More generally, I find these kind of considerations far more compelling at convincing me I have very poor intuitions for comparing the relative goodness/badness of some kinds of situations and that I better eschew any attempt to rely MORE on those intuitions and dive into the math. In particular, the worst response I can imagine is to say: huh, wow I guess I’m really bad at deciding which situations are better or worse in many circumstances, indeed, one can find cases where A seems better than B better than C better than A considered pairwise, guess I’ll throw over this helpful formalism and just use my intuition directly to evaluate which states of affairs are preferable.
These rankings do not seem inconsistent to me? C^^ > B > C^ > C
edit: substituted with ‘^’ due to formatting issues.
I cannot see the inconsistency there either, the whole section seems a bit strange as his “no death” example starts also containing death again about half way through.

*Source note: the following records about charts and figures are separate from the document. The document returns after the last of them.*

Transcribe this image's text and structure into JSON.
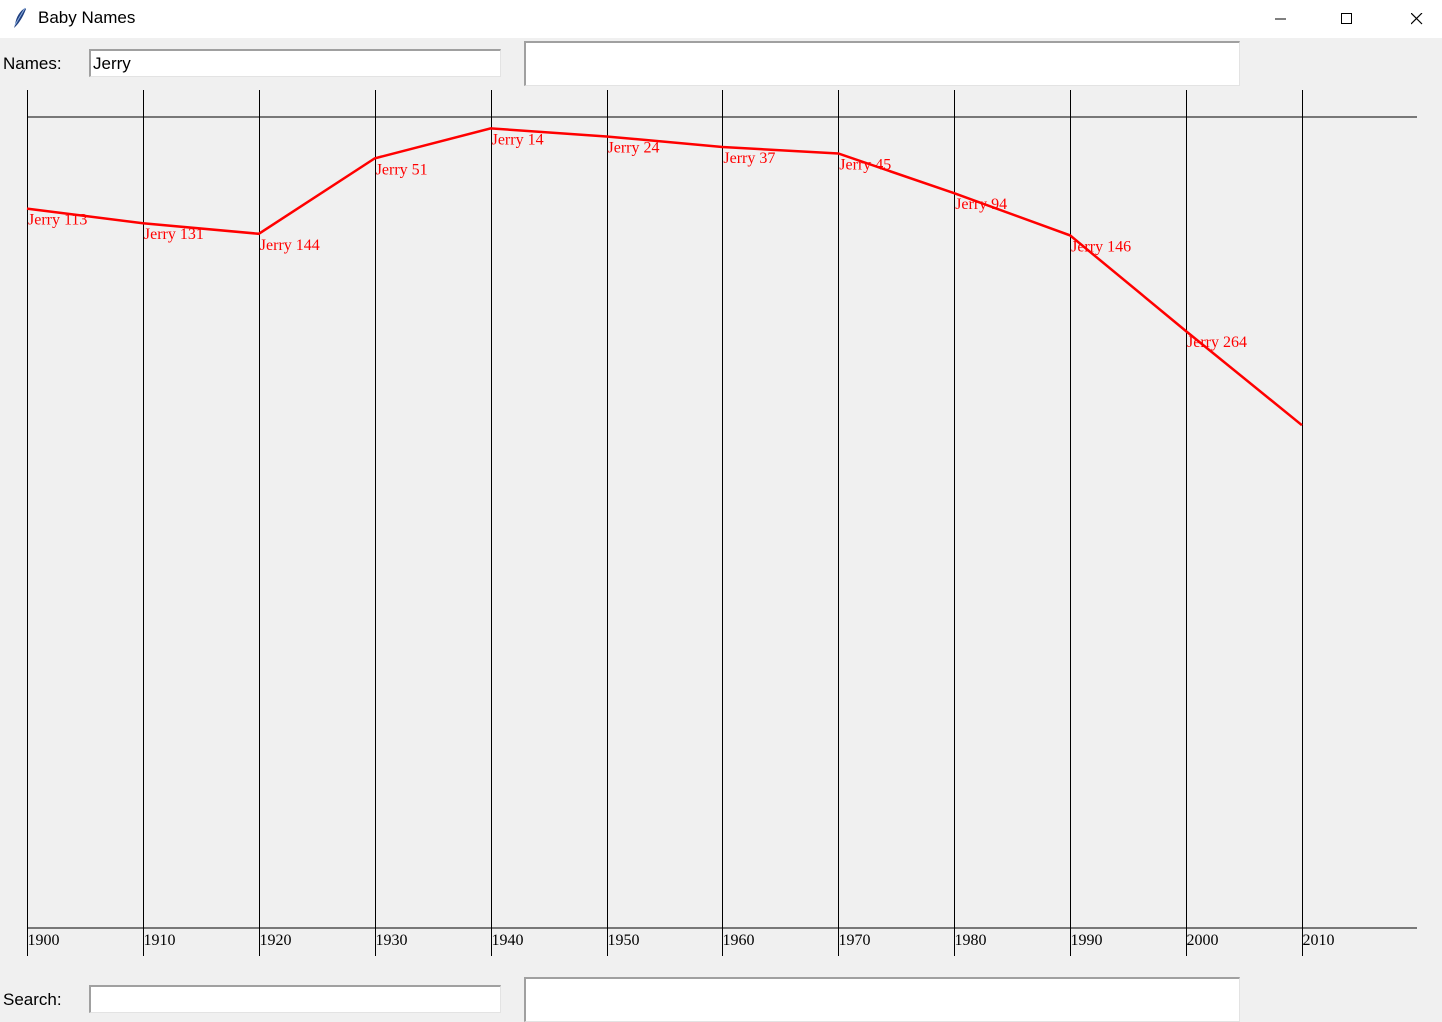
{
  "window": {
    "title": "Baby Names",
    "icon": "feather-icon"
  },
  "names_row": {
    "label": "Names:",
    "value": "Jerry"
  },
  "search_row": {
    "label": "Search:",
    "value": ""
  },
  "colors": {
    "series": "#ff0000",
    "grid": "#000000",
    "background": "#f0f0f0"
  },
  "chart_data": {
    "type": "line",
    "x": [
      1900,
      1910,
      1920,
      1930,
      1940,
      1950,
      1960,
      1970,
      1980,
      1990,
      2000,
      2010
    ],
    "tick_labels": [
      "1900",
      "1910",
      "1920",
      "1930",
      "1940",
      "1950",
      "1960",
      "1970",
      "1980",
      "1990",
      "2000",
      "2010"
    ],
    "series": [
      {
        "name": "Jerry",
        "values": [
          113,
          131,
          144,
          51,
          14,
          24,
          37,
          45,
          94,
          146,
          264,
          380
        ],
        "labels": [
          "Jerry 113",
          "Jerry 131",
          "Jerry 144",
          "Jerry 51",
          "Jerry 14",
          "Jerry 24",
          "Jerry 37",
          "Jerry 45",
          "Jerry 94",
          "Jerry 146",
          "Jerry 264",
          ""
        ]
      }
    ],
    "ylim": [
      0,
      1000
    ],
    "y_inverted": true,
    "grid": "vertical"
  }
}
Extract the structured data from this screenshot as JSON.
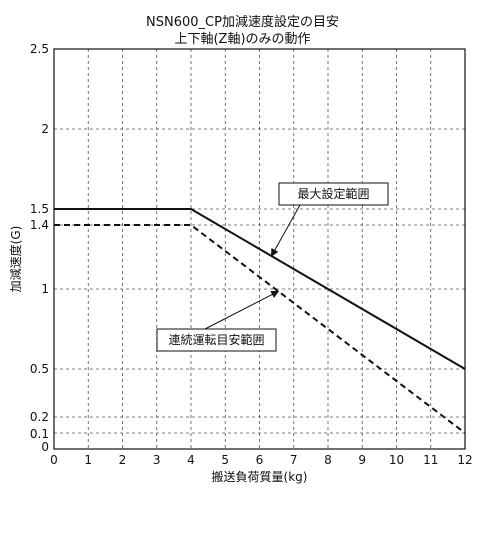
{
  "chart_data": {
    "type": "line",
    "title": "NSN600_CP加減速度設定の目安",
    "subtitle": "上下軸(Z軸)のみの動作",
    "xlabel": "搬送負荷質量(kg)",
    "ylabel": "加減速度(G)",
    "xlim": [
      0,
      12
    ],
    "ylim": [
      0,
      2.5
    ],
    "x_ticks": [
      "0",
      "1",
      "2",
      "3",
      "4",
      "5",
      "6",
      "7",
      "8",
      "9",
      "10",
      "11",
      "12"
    ],
    "y_ticks": [
      {
        "value": 0,
        "label": "0"
      },
      {
        "value": 0.1,
        "label": "0.1"
      },
      {
        "value": 0.2,
        "label": "0.2"
      },
      {
        "value": 0.5,
        "label": "0.5"
      },
      {
        "value": 1,
        "label": "1"
      },
      {
        "value": 1.4,
        "label": "1.4"
      },
      {
        "value": 1.5,
        "label": "1.5"
      },
      {
        "value": 2,
        "label": "2"
      },
      {
        "value": 2.5,
        "label": "2.5"
      }
    ],
    "grid": true,
    "series": [
      {
        "name": "最大設定範囲",
        "style": "solid",
        "color": "#111111",
        "x": [
          0,
          4,
          12
        ],
        "y": [
          1.5,
          1.5,
          0.5
        ]
      },
      {
        "name": "連続運転目安範囲",
        "style": "dashed",
        "color": "#111111",
        "x": [
          0,
          4,
          12
        ],
        "y": [
          1.4,
          1.4,
          0.1
        ]
      }
    ],
    "annotations": [
      {
        "text": "最大設定範囲",
        "points_to_series": 0
      },
      {
        "text": "連続運転目安範囲",
        "points_to_series": 1
      }
    ]
  }
}
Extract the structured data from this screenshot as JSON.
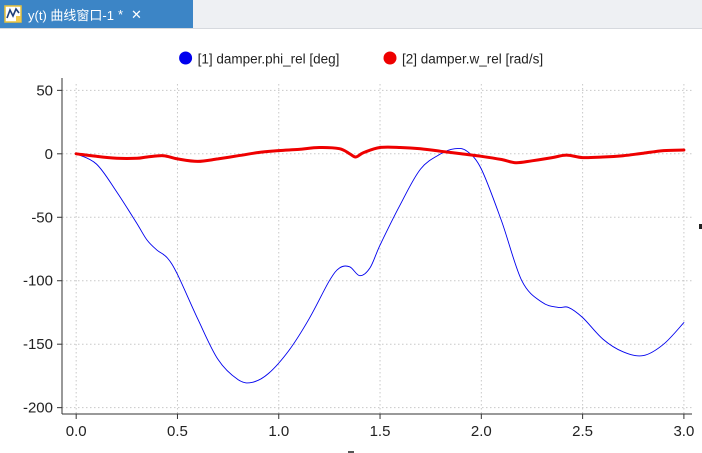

(Note your first line seems to be missing some *’s)
Fixed, thanks.
I also had some difficulty understanding what he was arguing here.
From my perspective as an evolutionary psychologist, I wouldn’t expect us to have reliable or coherent intuitions about utility aggregation for any groups larger than about 150 people, for any time-spans beyond two generations, or for any non-human sentient beings.
This is why consequentialist thought experiments like this so often strike me as demanding the impossible of human moral intuitions—like expecting us to be able to reconcile our ‘intuitive physics’ concept of ‘impetus’ with current models of quantum gravity.
Whenever we take our moral intuitions beyond their ‘environment of evolutionary adaptedness’ (EEA), there’s no reason to expect they can be reconciled with serious consequentialist analysis. And even within the EEA, there’s no reason to expect out moral intuitions will be utilitarian rather than selfish + nepotistic + in-groupish + a bit of virtue-signaling.
If EAs have shitty lives many fewer people will become EAs. EAs should give up to the limit of their ability to have the same to slightly better lives than their peers by being more efficient with their money in purchasing happiness. Modulo other considerations such as reinvesting in human capital for giving later etc. This will also lead to greater productivity which is often too heavily discounted in people’s calculation on the basis of the introspection illusion: thinking that their future self will be able to tank the hits from a crappier life for the sake of values than they actually will be able to.